Further inquiry will clarify these concerns. Clinicians should educate patients and manage accordingly. Confirmatory tests may be ordered upon clinicians’ discretion.
Urine sample tampering. Dilution or substitution of urine samples may lead to unexpected negative results. Usually, the urine sample will have abnormal parameters, including temperature, pH, specific gravity, urine creatinine level, or detection of adulterants. If needed, consider observed urine sample collection. Jaffee et al25 reviewed tampering methods in urine drug testing.
Diversion or binge use of medications. If patients adamantly deny diverting or binge using their medication, order confirmatory tests. If the confirmatory test also is negative, modify the treatment plan accordingly, and consider the following options:
- adjust the medication dosage or frequency
- discontinue the medication
- conduct pill counts for more definitive evidence of diversion or misuse, especially if discontinuation may lead to potential harm (for example, for patients prescribed buprenorphine for opioid use disorder).
When to order confirmatory tests for unexpected negative results.
Because confirmatory tests also measure drug concentrations, clinicians sometimes order serial confirmatory testing to monitor lipophilic drugs after a patient reports discontinuation, such as in the case of a patient using marijuana, ketamine, or alprazolam. The level of a lipophilic drug, such as these 3, should continue to decline if the patient has discontinued using it. However, because the drug level is affected by how concentrated the urine samples are, it is necessary to compare the ratios of drug levels over urine creatinine levels.26 Another use for confirmatory-quantitative testing is to detect “urine spiking,”27,28 when a patient adds an unconsumed drug to his/her urine sample to produce a positive result without actually taking the drug (Box 3).
Box 3
On a confirmatory urine drug test, a patient taking buprenorphine/naloxone had a very high level of buprenorphine, but almost no norbuprenorphine (a metabolite of buprenorphine). After further discussion with the clinician, the patient admitted that he had dipped his buprenorphine/naltrexone pill in his urine sample (“spiking”) to disguise the fact that he stopped taking buprenorphine/naloxone several days ago in an effort to get high from taking opioids.

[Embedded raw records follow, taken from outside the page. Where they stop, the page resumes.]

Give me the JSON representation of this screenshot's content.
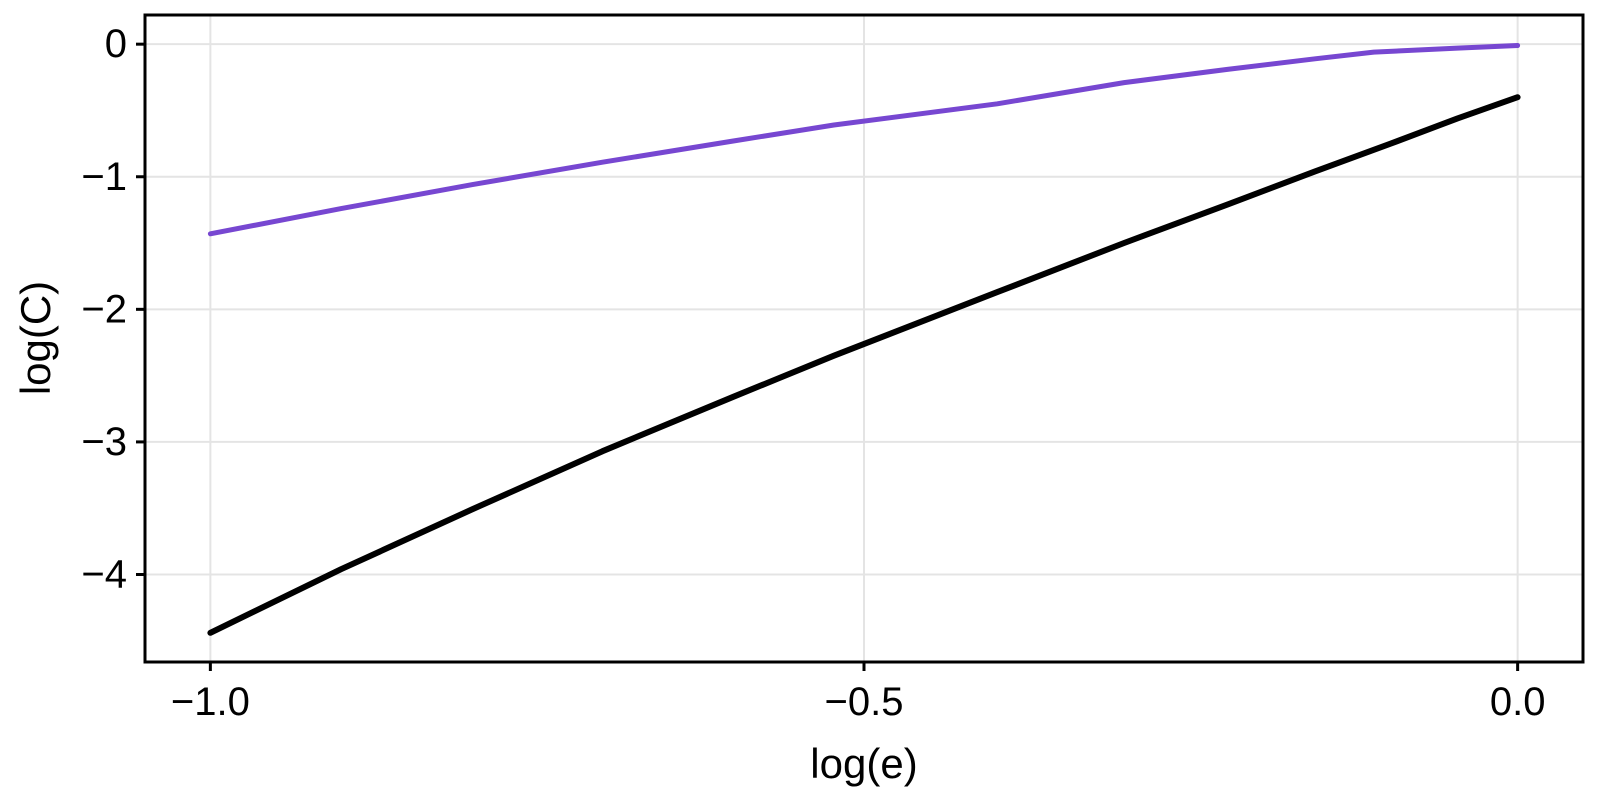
{
  "chart_data": {
    "type": "line",
    "title": "",
    "xlabel": "log(e)",
    "ylabel": "log(C)",
    "xlim": [
      -1.05,
      0.05
    ],
    "ylim": [
      -4.66,
      0.22
    ],
    "grid": true,
    "legend": "none",
    "background": "#ffffff",
    "colors": {
      "grid": "#e4e4e4",
      "frame": "#000000",
      "tick": "#000000",
      "text": "#000000",
      "series_upper": "#7747d1",
      "series_lower": "#000000"
    },
    "x_ticks": [
      {
        "value": -1.0,
        "label": "−1.0"
      },
      {
        "value": -0.5,
        "label": "−0.5"
      },
      {
        "value": 0.0,
        "label": "0.0"
      }
    ],
    "y_ticks": [
      {
        "value": 0,
        "label": "0"
      },
      {
        "value": -1,
        "label": "−1"
      },
      {
        "value": -2,
        "label": "−2"
      },
      {
        "value": -3,
        "label": "−3"
      },
      {
        "value": -4,
        "label": "−4"
      }
    ],
    "series": [
      {
        "name": "upper-purple",
        "color": "#7747d1",
        "width": 5,
        "points": [
          [
            -1.0,
            -1.43
          ],
          [
            -0.9,
            -1.24
          ],
          [
            -0.8,
            -1.06
          ],
          [
            -0.7,
            -0.89
          ],
          [
            -0.6,
            -0.73
          ],
          [
            -0.523,
            -0.61
          ],
          [
            -0.398,
            -0.45
          ],
          [
            -0.301,
            -0.29
          ],
          [
            -0.222,
            -0.19
          ],
          [
            -0.155,
            -0.11
          ],
          [
            -0.11,
            -0.06
          ],
          [
            -0.046,
            -0.03
          ],
          [
            0.0,
            -0.01
          ]
        ]
      },
      {
        "name": "lower-black",
        "color": "#000000",
        "width": 6,
        "points": [
          [
            -1.0,
            -4.44
          ],
          [
            -0.9,
            -3.96
          ],
          [
            -0.8,
            -3.51
          ],
          [
            -0.7,
            -3.07
          ],
          [
            -0.6,
            -2.66
          ],
          [
            -0.523,
            -2.35
          ],
          [
            -0.398,
            -1.87
          ],
          [
            -0.301,
            -1.5
          ],
          [
            -0.222,
            -1.21
          ],
          [
            -0.155,
            -0.96
          ],
          [
            -0.097,
            -0.75
          ],
          [
            -0.046,
            -0.56
          ],
          [
            0.0,
            -0.4
          ]
        ]
      }
    ]
  }
}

When to consult lab specialists
Because many clinicians may find it challenging to stay abreast of all of the factors necessary to properly interpret UDT results, consulting with qualified laboratory professionals is appropriate when needed. For example, a patient was prescribed codeine, and his UDTs showed morphine as anticipated; however, the prescribing clinician suspected that the patient was also using heroin. In this case, consultation with a specialist may be warranted to look for 6-mono-acetylemorphine (6-MAM, a unique heroin metabolite) and/or the ratio of morphine to codeine.